Осторожничает больше образованная публика, представляя себе книгу по сайту project1917.ru как игру в соцсети столетней давности, и ошибается. Дневники, письма, мемуары, раскиданные на сайте в течение года по профилям и аватаркам современников русской революции, здесь собраны в цельный авторский текст о событиях с конца XIX века до конца Российской империи.

Это классическая книга, историческое повествование с необходимым, но не избыточным числом аллюзий на современность. Дидактические указания на сходства и отличия «тогда» и «сейчас» совсем не ее каркас. Они и не слишком нужны: современность выпирает сама. Самые прямолинейные из них покинули текст и убраны в сноски, которые, как известно, можно и не читать, но читаешь, чтобы проверить: только ли тебе показалось, что похоже. 

Наступление связности 

Книга исправляет перекос перспективы, который есть у большинства русских читателей и авторов, так или иначе заставших советское время и в любом случае живущих под невидимым грузом соответствующей традиции, проникшей даже через отторжение советского повествования о революции. «Империя» написана так, как будто бы этого груза нет и ее писал не сорокалетний русский, а гораздо более молодой и, может быть, даже иностранец – не по языку, который прост и ясен, а по спокойной легкости обращения с накопленным материалом и ровно выдержанной от него дистанции.

О знакомых именах и событиях, про которые все что-то учили и слышали, рассказано так, как будто дом советского (и постсоветского) сознания наконец пуст и не населен призраками. Может, поэтому она нраится первому по-настоящему несоветскому поколению в России. 

Имена и события, отрывочно сопровождающие каждого русского с детства, наконец-то оказываются связанными между собой, жителями одного континуума. Так, человек, который годами ездит на метро и знает город пятнами вокруг станций, пересаживаясь на машину или велосипед, восстанавливает пробелы, начинает видеть и то, что между ними, – всю его ткань, а став пешеходом – еще и изнанку переулков и дворов. 

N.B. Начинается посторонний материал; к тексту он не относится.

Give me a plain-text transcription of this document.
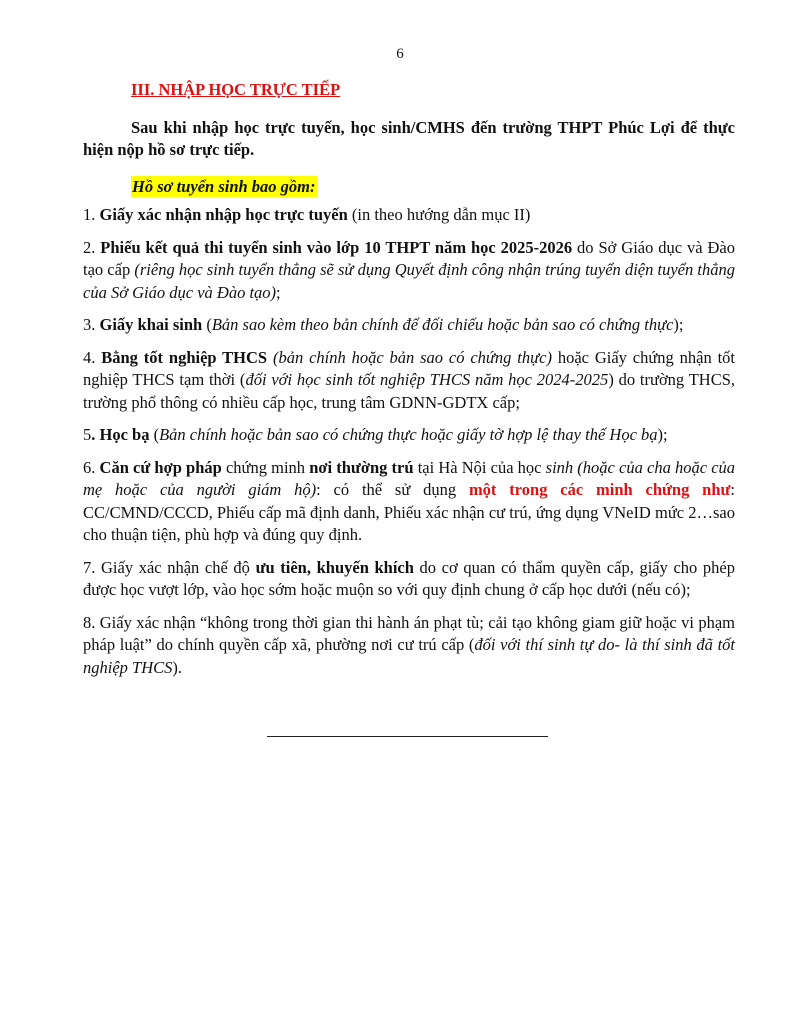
6
III. NHẬP HỌC TRỰC TIẾP

Sau khi nhập học trực tuyến, học sinh/CMHS đến trường THPT Phúc Lợi để thực hiện nộp hồ sơ trực tiếp.

Hồ sơ tuyển sinh bao gồm:

1. Giấy xác nhận nhập học trực tuyến (in theo hướng dẫn mục II)

2. Phiếu kết quả thi tuyển sinh vào lớp 10 THPT năm học 2025-2026 do Sở Giáo dục và Đào tạo cấp (riêng học sinh tuyển thẳng sẽ sử dụng Quyết định công nhận trúng tuyển diện tuyển thẳng của Sở Giáo dục và Đào tạo);

3. Giấy khai sinh (Bản sao kèm theo bản chính để đối chiếu hoặc bản sao có chứng thực);

4. Bằng tốt nghiệp THCS (bản chính hoặc bản sao có chứng thực) hoặc Giấy chứng nhận tốt nghiệp THCS tạm thời (đối với học sinh tốt nghiệp THCS năm học 2024-2025) do trường THCS, trường phổ thông có nhiều cấp học, trung tâm GDNN-GDTX cấp;

5. Học bạ (Bản chính hoặc bản sao có chứng thực hoặc giấy tờ hợp lệ thay thế Học bạ);

6. Căn cứ hợp pháp chứng minh nơi thường trú tại Hà Nội của học sinh (hoặc của cha hoặc của mẹ hoặc của người giám hộ): có thể sử dụng một trong các minh chứng như: CC/CMND/CCCD, Phiếu cấp mã định danh, Phiếu xác nhận cư trú, ứng dụng VNeID mức 2…sao cho thuận tiện, phù hợp và đúng quy định.

7. Giấy xác nhận chế độ ưu tiên, khuyến khích do cơ quan có thẩm quyền cấp, giấy cho phép được học vượt lớp, vào học sớm hoặc muộn so với quy định chung ở cấp học dưới (nếu có);

8. Giấy xác nhận “không trong thời gian thi hành án phạt tù; cải tạo không giam giữ hoặc vi phạm pháp luật” do chính quyền cấp xã, phường nơi cư trú cấp (đối với thí sinh tự do- là thí sinh đã tốt nghiệp THCS).
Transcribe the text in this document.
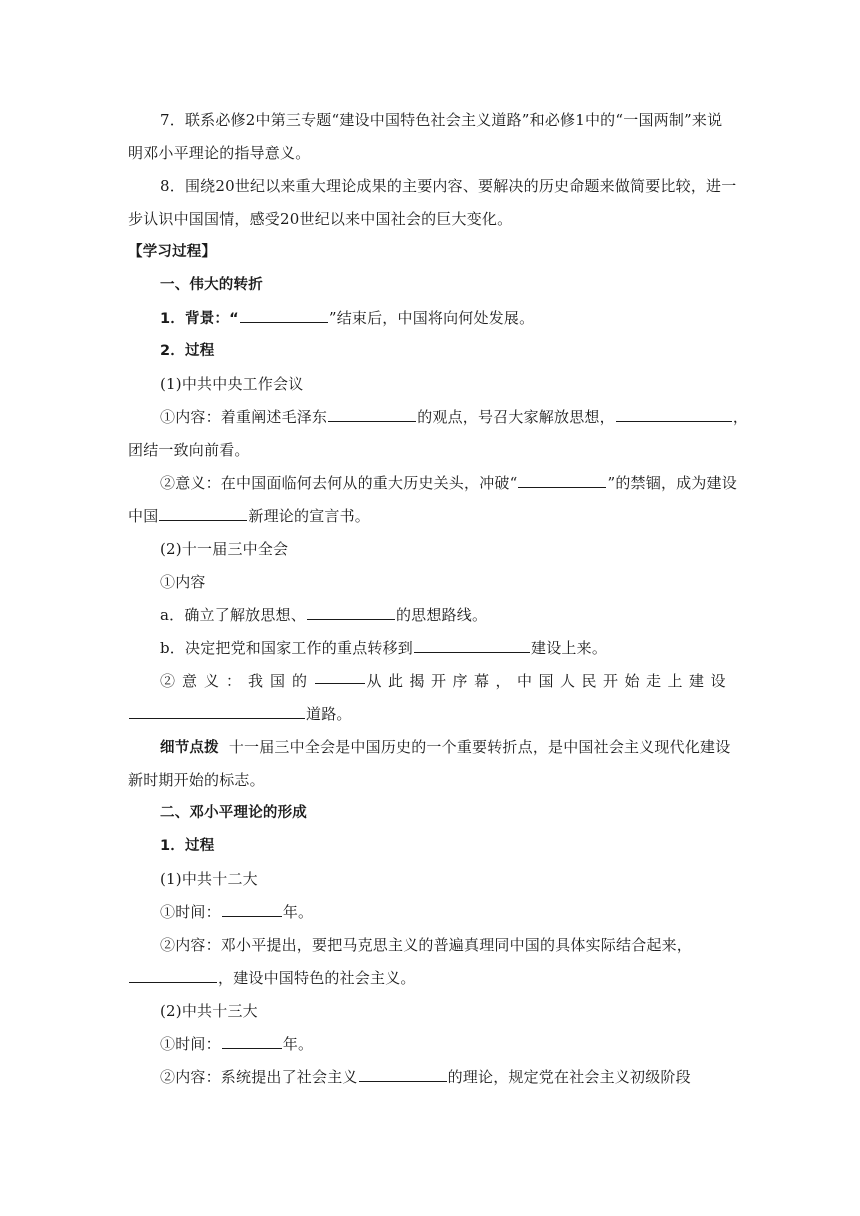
7．联系必修2中第三专题“建设中国特色社会主义道路”和必修1中的“一国两制”来说
明邓小平理论的指导意义。
8．围绕20世纪以来重大理论成果的主要内容、要解决的历史命题来做简要比较，进一
步认识中国国情，感受20世纪以来中国社会的巨大变化。
【学习过程】
一、伟大的转折
1．背景：“	”结束后，中国将向何处发展。
2．过程
(1)中共中央工作会议
①内容：着重阐述毛泽东	的观点，号召大家解放思想，	，
团结一致向前看。
②意义：在中国面临何去何从的重大历史关头，冲破“	”的禁锢，成为建设
中国	新理论的宣言书。
(2)十一届三中全会
①内容
a．确立了解放思想、	的思想路线。
b．决定把党和国家工作的重点转移到	建设上来。
②意义：我国的	从此揭开序幕，中国人民开始走上建设
道路。
细节点拨 十一届三中全会是中国历史的一个重要转折点，是中国社会主义现代化建设
新时期开始的标志。
二、邓小平理论的形成
1．过程
(1)中共十二大
①时间：	年。
②内容：邓小平提出，要把马克思主义的普遍真理同中国的具体实际结合起来，
，建设中国特色的社会主义。
(2)中共十三大
①时间：	年。
②内容：系统提出了社会主义	的理论，规定党在社会主义初级阶段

Одно из унаследованных искажений нашей памяти о рубеже XIX и XX веков – деформированный масштаб фигур и необыкновенная пустынность, малолюдность местности. Из пейзажа, как в сильный туман, преувеличенно выпирают большевики, где-то рядом возвышается человечище-дуб Толстой, Чехов глядит из Ялты, автор своевременных книжек шлет открытки с Капри, Гапон сводил народ на расстрел и растворился до своей товарищеской казни, кадету Набокову повезло с сыном, остальным меньше. Допущу, что средний русский читатель помнит больше меня, но связности все равно не хватает. 

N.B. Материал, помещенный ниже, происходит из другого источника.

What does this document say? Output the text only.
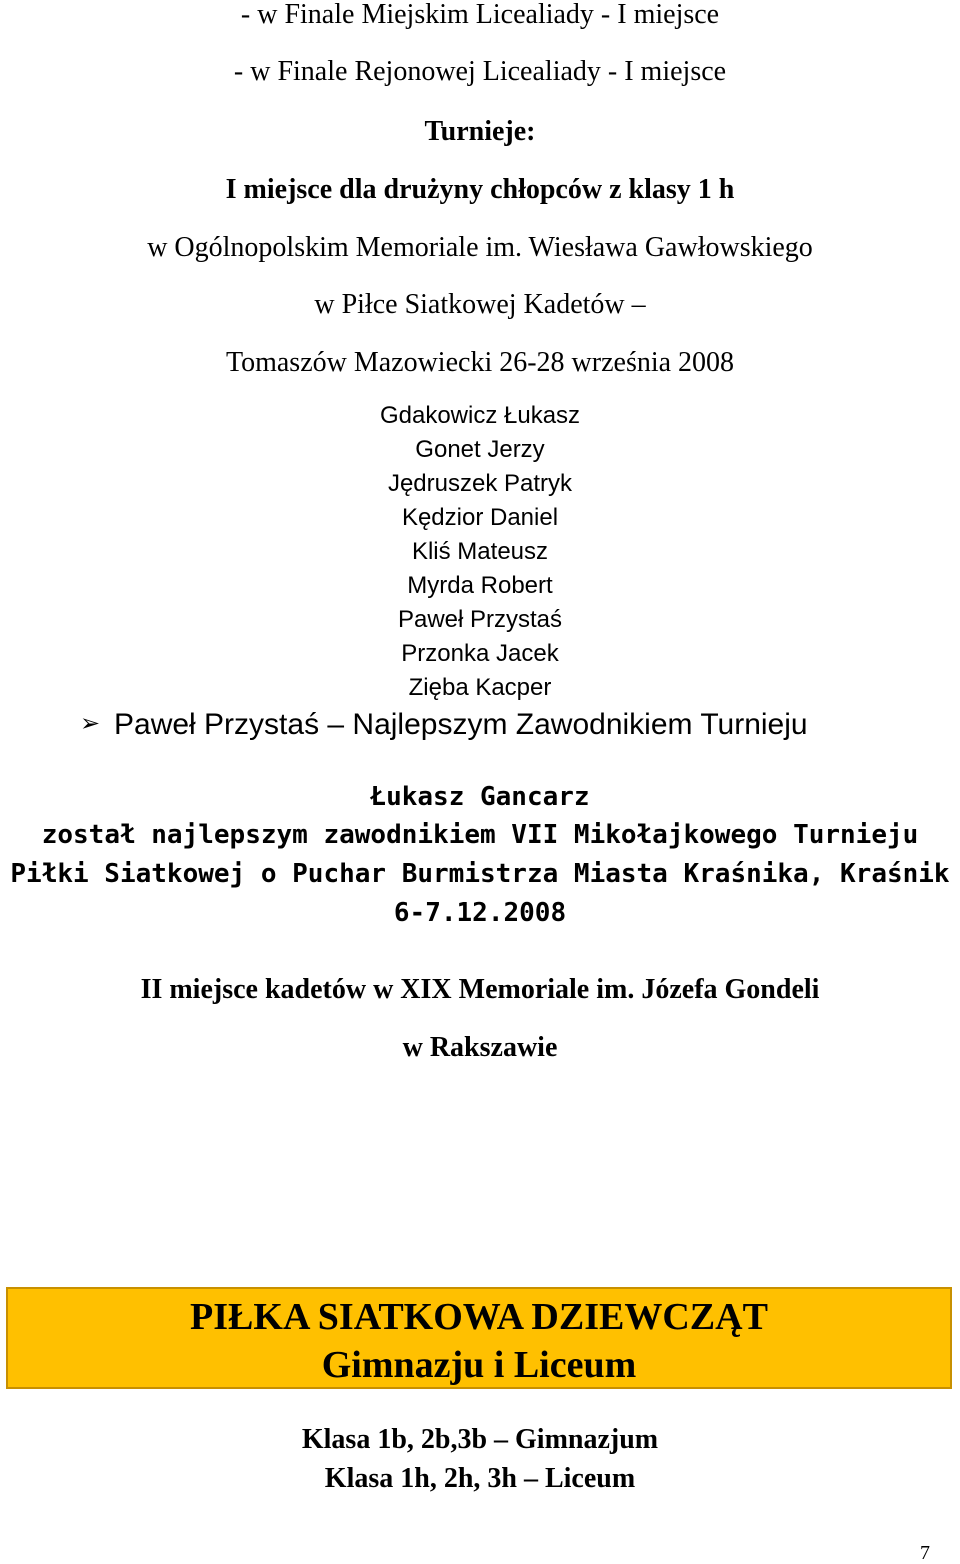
- w Finale Miejskim Licealiady - I miejsce
- w Finale Rejonowej Licealiady - I miejsce
Turnieje:
I miejsce dla drużyny chłopców z klasy 1 h
w Ogólnopolskim Memoriale im. Wiesława Gawłowskiego
w Piłce Siatkowej Kadetów –
Tomaszów Mazowiecki 26-28 września 2008
Gdakowicz Łukasz
Gonet Jerzy
Jędruszek Patryk
Kędzior Daniel
Kliś Mateusz
Myrda Robert
Paweł Przystaś
Przonka Jacek
Zięba Kacper
➢ Paweł Przystaś – Najlepszym Zawodnikiem Turnieju
Łukasz Gancarz
został najlepszym zawodnikiem VII Mikołajkowego Turnieju
Piłki Siatkowej o Puchar Burmistrza Miasta Kraśnika, Kraśnik
6-7.12.2008
II miejsce kadetów w XIX Memoriale im. Józefa Gondeli
w Rakszawie
PIŁKA SIATKOWA DZIEWCZĄT
Gimnazju i Liceum
Klasa 1b, 2b,3b – Gimnazjum
Klasa 1h, 2h, 3h – Liceum
7
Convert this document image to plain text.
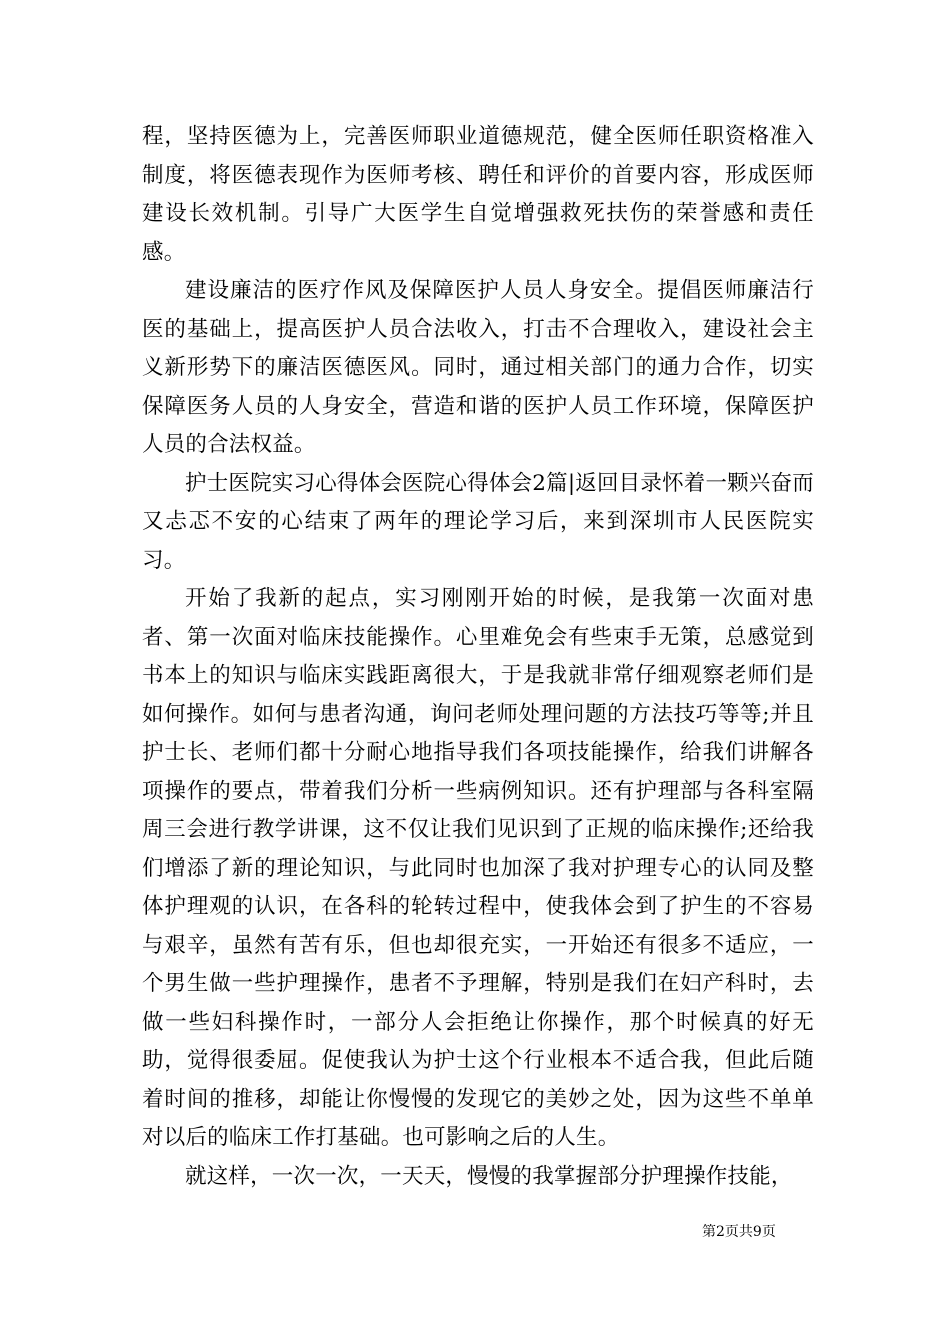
程，坚持医德为上，完善医师职业道德规范，健全医师任职资格准入制度，将医德表现作为医师考核、聘任和评价的首要内容，形成医师建设长效机制。引导广大医学生自觉增强救死扶伤的荣誉感和责任感。

建设廉洁的医疗作风及保障医护人员人身安全。提倡医师廉洁行医的基础上，提高医护人员合法收入，打击不合理收入，建设社会主义新形势下的廉洁医德医风。同时，通过相关部门的通力合作，切实保障医务人员的人身安全，营造和谐的医护人员工作环境，保障医护人员的合法权益。

护士医院实习心得体会医院心得体会2篇|返回目录怀着一颗兴奋而又忐忑不安的心结束了两年的理论学习后，来到深圳市人民医院实习。

开始了我新的起点，实习刚刚开始的时候，是我第一次面对患者、第一次面对临床技能操作。心里难免会有些束手无策，总感觉到书本上的知识与临床实践距离很大，于是我就非常仔细观察老师们是如何操作。如何与患者沟通，询问老师处理问题的方法技巧等等;并且护士长、老师们都十分耐心地指导我们各项技能操作，给我们讲解各项操作的要点，带着我们分析一些病例知识。还有护理部与各科室隔周三会进行教学讲课，这不仅让我们见识到了正规的临床操作;还给我们增添了新的理论知识，与此同时也加深了我对护理专心的认同及整体护理观的认识，在各科的轮转过程中，使我体会到了护生的不容易与艰辛，虽然有苦有乐，但也却很充实，一开始还有很多不适应，一个男生做一些护理操作，患者不予理解，特别是我们在妇产科时，去做一些妇科操作时，一部分人会拒绝让你操作，那个时候真的好无助，觉得很委屈。促使我认为护士这个行业根本不适合我，但此后随着时间的推移，却能让你慢慢的发现它的美妙之处，因为这些不单单对以后的临床工作打基础。也可影响之后的人生。

就这样，一次一次，一天天，慢慢的我掌握部分护理操作技能，

第2页共9页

Когда в перестройку стало можно купить и прочесть полузапретные «Десять дней, которые потрясли мир» Джона Рида, революция оказалась удивительно многолюдным и гораздо более равноправным делом, чем представлялось до этого. Чувство после первого прочтения было будто из пустых коридоров, где время от времени кто-то проскочит из двери в дверь, вдруг вышел в многолюдный зал шумного съезда, а на трибуне вместо Ленина Троцкий, Зиновьев, эсеры. 

Равноудаленность

Советская популярная (да и научная) история была устроена как точная копия священной. Мессия-искупитель умер (сравнительно молодым) и тоже не совсем: лежит в ожидании неведомого воскресения, а вместо него пока партия-церковь, апостолы, мироносицы, народ, иуды – куда ж без них. Антисоветская (или несоветская в прежнем понимании) история рядом с ней невольно становилась аналогом атеистической литературы, развенчивающей религиозный миф. «Империя» – несоветская в каком-то новом смысле, как в новом смысле оказываются несоветскими нынешние двадцатилетние (не лучше и не больше, но иначе, равнодушно любопытнее).

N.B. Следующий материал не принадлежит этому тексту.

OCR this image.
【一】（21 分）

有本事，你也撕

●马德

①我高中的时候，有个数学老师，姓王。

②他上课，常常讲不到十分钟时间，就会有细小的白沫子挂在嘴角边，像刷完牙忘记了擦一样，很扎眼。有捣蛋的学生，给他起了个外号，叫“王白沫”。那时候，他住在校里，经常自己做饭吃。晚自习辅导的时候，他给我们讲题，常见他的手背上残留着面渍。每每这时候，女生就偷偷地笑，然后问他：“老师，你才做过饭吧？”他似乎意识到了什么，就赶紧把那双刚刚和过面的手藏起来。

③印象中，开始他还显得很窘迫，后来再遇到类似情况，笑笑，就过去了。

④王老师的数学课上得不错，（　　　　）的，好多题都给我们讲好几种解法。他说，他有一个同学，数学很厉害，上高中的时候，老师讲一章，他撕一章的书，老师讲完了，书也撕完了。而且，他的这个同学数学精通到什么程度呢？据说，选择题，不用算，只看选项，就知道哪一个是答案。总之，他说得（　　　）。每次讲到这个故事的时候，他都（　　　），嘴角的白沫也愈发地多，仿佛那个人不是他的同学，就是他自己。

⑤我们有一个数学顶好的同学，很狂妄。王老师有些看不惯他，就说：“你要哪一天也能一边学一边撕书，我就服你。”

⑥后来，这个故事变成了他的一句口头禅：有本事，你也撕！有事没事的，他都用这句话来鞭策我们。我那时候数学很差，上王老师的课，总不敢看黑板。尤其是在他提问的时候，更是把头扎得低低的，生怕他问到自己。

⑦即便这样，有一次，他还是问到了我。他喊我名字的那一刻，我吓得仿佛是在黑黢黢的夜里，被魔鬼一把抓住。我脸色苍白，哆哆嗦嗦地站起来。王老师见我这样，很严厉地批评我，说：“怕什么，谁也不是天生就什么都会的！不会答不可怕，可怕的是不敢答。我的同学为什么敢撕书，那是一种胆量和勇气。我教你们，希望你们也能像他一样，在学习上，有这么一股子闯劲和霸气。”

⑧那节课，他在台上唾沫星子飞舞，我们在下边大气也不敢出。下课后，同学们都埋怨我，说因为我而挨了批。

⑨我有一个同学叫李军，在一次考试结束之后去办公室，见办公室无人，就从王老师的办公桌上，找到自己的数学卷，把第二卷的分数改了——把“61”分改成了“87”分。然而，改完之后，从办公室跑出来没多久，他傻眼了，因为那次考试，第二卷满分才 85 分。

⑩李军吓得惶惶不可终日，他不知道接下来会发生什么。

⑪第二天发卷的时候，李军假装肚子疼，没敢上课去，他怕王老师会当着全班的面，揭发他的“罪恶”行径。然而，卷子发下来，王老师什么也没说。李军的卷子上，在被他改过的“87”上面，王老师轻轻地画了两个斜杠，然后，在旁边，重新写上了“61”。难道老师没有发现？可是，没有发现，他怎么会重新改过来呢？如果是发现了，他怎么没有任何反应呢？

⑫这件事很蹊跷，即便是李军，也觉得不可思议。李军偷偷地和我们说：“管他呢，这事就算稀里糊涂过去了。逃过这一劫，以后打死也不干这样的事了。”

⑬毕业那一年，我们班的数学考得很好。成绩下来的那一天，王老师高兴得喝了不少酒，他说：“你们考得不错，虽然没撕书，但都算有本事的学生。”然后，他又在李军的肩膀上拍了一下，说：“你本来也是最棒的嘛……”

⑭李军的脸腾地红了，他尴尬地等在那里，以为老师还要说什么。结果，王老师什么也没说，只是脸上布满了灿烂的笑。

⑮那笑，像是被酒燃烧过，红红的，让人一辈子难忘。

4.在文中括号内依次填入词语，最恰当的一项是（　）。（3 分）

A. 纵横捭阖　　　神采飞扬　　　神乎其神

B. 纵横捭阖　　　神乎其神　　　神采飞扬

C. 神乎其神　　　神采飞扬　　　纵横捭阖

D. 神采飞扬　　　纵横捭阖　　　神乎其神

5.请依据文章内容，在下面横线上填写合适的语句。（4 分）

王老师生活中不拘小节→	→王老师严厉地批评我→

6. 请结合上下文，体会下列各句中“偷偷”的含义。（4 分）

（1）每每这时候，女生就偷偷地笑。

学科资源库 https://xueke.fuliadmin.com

Ощущение от чтения здесь такое же, как от «Десяти дней» Рида после советских книжек про революцию: персонажей гораздо больше, отношения между ними сложнее, их исторические значения дифференцированнее. Книга необыкновенно населена, «из забывших меня можно составить город»: вот и там прямо город, только забытых. Еще важнее, что она населена равновеликими персонажами: героев многие десятки, и все они главные. Чтобы не путаться друг у друга под ногами, они уходят и возвращаются с чем-то вроде бейджиков «этот встретится нам в такой-то ситуации», а это «тот самый, кто там-то и тогда-то был вот кем». На нескольких страницах прием наивный, на почти тысяче – оправданный.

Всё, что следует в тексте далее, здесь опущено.